– Мне тоже эта мысль часто приходит в голову, – кивнул я.

– От скромности ты, майор, явно не умрешь.

– А что за интерес у Верного в люберецком деле, если не секрет?

– Не знаю. Может, потерпевшая – его родственница. Сестра, например, – полковник неожиданно подмигнул, – двоюродная. А может, она, скажем, его агент.

– Или он сам эту Степанцову разрабатывает по своим делам?

– Возможно. Но я тебя, Павел Савельич, не про это вызвал. – Полковник замялся, он определенно чувствовал неловкость. Наш «полкан» – чуткий и совестливый человек.

– Раз уж к тебе сам майор Верный такое уважение и доверие питает… Тут дело, понимаешь, деликатное… Может, ерунда, а, может… Короче, ко мне жена Верного обратилась. И знаешь, почему?.. Муж – пропал. И она очень этим обеспокоена.

– Пропал? Давно?

– Сегодня утром.

– Пфф! Пропал! – усмехнулся я. – Да мало ли куда мог зарулить в течение дня мужчина в самом расцвете сил?! Бывает, и на года орлы от жен улетают!

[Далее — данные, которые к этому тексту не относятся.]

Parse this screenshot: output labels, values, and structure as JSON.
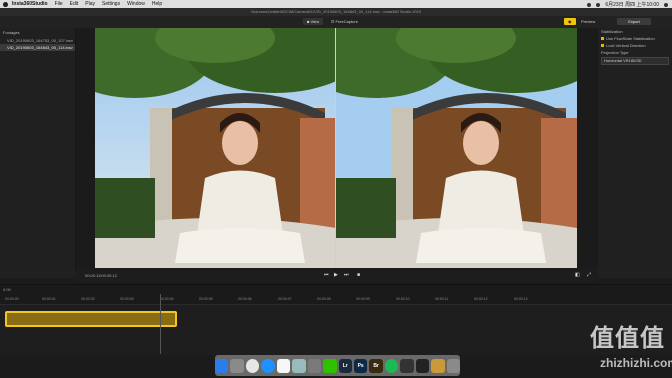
{
  "menubar": {
    "items": [
      "Insta360Studio",
      "File",
      "Edit",
      "Play",
      "Settings",
      "Window",
      "Help"
    ],
    "status_text": "6月23日 周四 上午10:00"
  },
  "window": {
    "title": "/Volumes/Untitled/DCIM/Camera01/VID_20190603_164843_00_114.insv - Insta360 Studio 2019"
  },
  "toolbar": {
    "view_label": "View",
    "freecapture_label": "FreeCapture",
    "preview_label": "Preview",
    "export_label": "Export"
  },
  "sidebar": {
    "header": "Footages",
    "files": [
      {
        "name": "VID_20190603_164753_00_107.insv",
        "selected": false
      },
      {
        "name": "VID_20190603_164843_00_114.insv",
        "selected": true
      }
    ]
  },
  "rightpanel": {
    "stabilization_label": "Stabilization",
    "flowstate_label": "Use FlowState Stabilization",
    "lock_direction_label": "Lock Vertical Direction",
    "projection_label": "Projection Type",
    "projection_value": "Horizontal VR180/3D"
  },
  "controls": {
    "timecode": "00:00:11/00:00:12"
  },
  "timeline": {
    "label": "0:00",
    "ticks": [
      "00:00:00",
      "00:00:01",
      "00:00:02",
      "00:00:03",
      "00:00:04",
      "00:00:05",
      "00:00:06",
      "00:00:07",
      "00:00:08",
      "00:00:09",
      "00:00:10",
      "00:00:11",
      "00:00:12",
      "00:00:13"
    ]
  },
  "dock": {
    "apps": [
      {
        "name": "Finder",
        "label": "",
        "color": "#2b7de9"
      },
      {
        "name": "Launchpad",
        "label": "",
        "color": "#8a8a8a"
      },
      {
        "name": "Chrome",
        "label": "",
        "color": "#e6e6e6"
      },
      {
        "name": "Safari",
        "label": "",
        "color": "#1e90ff"
      },
      {
        "name": "Notes",
        "label": "",
        "color": "#f7f7f7"
      },
      {
        "name": "Preview",
        "label": "",
        "color": "#9bb"
      },
      {
        "name": "System",
        "label": "",
        "color": "#7a7a7a"
      },
      {
        "name": "WeChat",
        "label": "",
        "color": "#2dc100"
      },
      {
        "name": "Lightroom",
        "label": "Lr",
        "color": "#1b2a3a"
      },
      {
        "name": "Photoshop",
        "label": "Ps",
        "color": "#0e2a47"
      },
      {
        "name": "Bridge",
        "label": "Br",
        "color": "#3a2a10"
      },
      {
        "name": "Spotify",
        "label": "",
        "color": "#1db954"
      },
      {
        "name": "Terminal",
        "label": "",
        "color": "#333"
      },
      {
        "name": "Insta360",
        "label": "",
        "color": "#222"
      },
      {
        "name": "Archive",
        "label": "",
        "color": "#c89a3a"
      },
      {
        "name": "Trash",
        "label": "",
        "color": "#8a8a8a"
      }
    ]
  },
  "watermark": {
    "top": "值值值",
    "bottom": "zhizhizhi.com"
  }
}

– Тут не все так просто, Паша, – перешел на совсем уж доверительный тон Аркадьич. – Попахивает уголовщиной. А может, и чем похуже… Супруга Верного очень просила меня никакой бучи пока не поднимать, вдруг муж отыщется, живой-здоровый, тогда бы и ей, конечно, и тем более майору, лучше будет эту историю замять, для ясности… Но обстоятельства там такие… Я вкратце ее опросил…

Я чуть ли не впервые видел полковника: экающим, мекающим и почти смущенным.

– Знаешь, – продолжал он, – ситуация – очень даже не очень… Короче, Паша, у меня к тебе личная просьба: тихо и безо всякой огласки, без бумажной волокиты, займись ты этим делом. И побыстрее. А потом уж – мы с женой Верного решили: если за сутки майор не найдется, может, сам, а может, с твоей помощью – будем бить во все колокола.

Мне захотелось вопросить полковника: «Интересно узнать, почему вы, Борис Аркадьич, так нянькаетесь с майором Верным? Почему выполняете просьбы его лично и супружницы его? Поручаете своим сотрудникам конфиденциальные расследования? Что вас с ним связывает?»

Но, разумеется, я не спросил – субординация. Хотя, может, и осведомлюсь. В другое время или в другом месте.

У начальственных просьб, особенно неуставных, есть большой плюс: они чреваты встречными поблажками и ответными просьбами.

– Жена Верного, кстати, ждет тебя у себя дома. Здесь недалеко, – и генерал протянул мне записанный на листке адрес: Ленинградский проспект, дом ***, квартира ***. – Но ты все равно машину возьми.

* * *

Разъездная «Волга» живенько вырулила с нашей улицы Белинского[6] на улицу Горького возле телеграфа и минут за пятнадцать домчала меня в район «Аэропорта».

Семья Верных проживала в доме сталинских времен. Величественная громада возвышалась среди медленного снегопада. Мы заехали во двор. Я вышел из машины и отпустил водителя – не барин, метро недалеко, все равно в управление больше не поеду, вернусь сразу домой.

Квартира у Верных оказалась мощной: высокие потолки, большая прихожая, грандиозная кухня. Из прихожей выходило три двери – значит, как минимум, у них три комнаты. Н-да-с, мы с Верным – оба майоры. Однако я проживаю в панельной двухкомнатной в Конькове, а у него – трехкомнатная на Ленинградском. Воистину – два мира, два образа жизни.

Впрочем, впоследствии, где-то уже в середине нашего разговора, хозяйка, как бы невзначай, объяснила это жилищное великолепие: «Квартира моего папы, он генералом был…» Заодно и вторая тайна приоткрылась – отчего Аркадьич хлопочет за ее супруга-майора: «Кстати, ваш полковник Любимов, когда был совсем юным, в отдел моего отца после университета на службу пришел…» Впрочем, любая информация, даже из надежных источников, нуждается в проверке, поэтому я, тоже мимоходом, поинтересовался: «А вашего батюшки как фамилия?» – и услышал имя, в милицейских кругах столь известное, что дальнейшие расспросы сами собою отпали. Аркадьич и правда любил рассказывать, как в начале шестидесятых постигал азы оперативно-разыскной работы под чутким руководством, как оказалось, тестя Верного. Вот оно, значит, как. Моими руками наш полковник отдавал долг памяти своему умершему учителю – решая проблемы его зятя. Благородно, ничего не скажешь.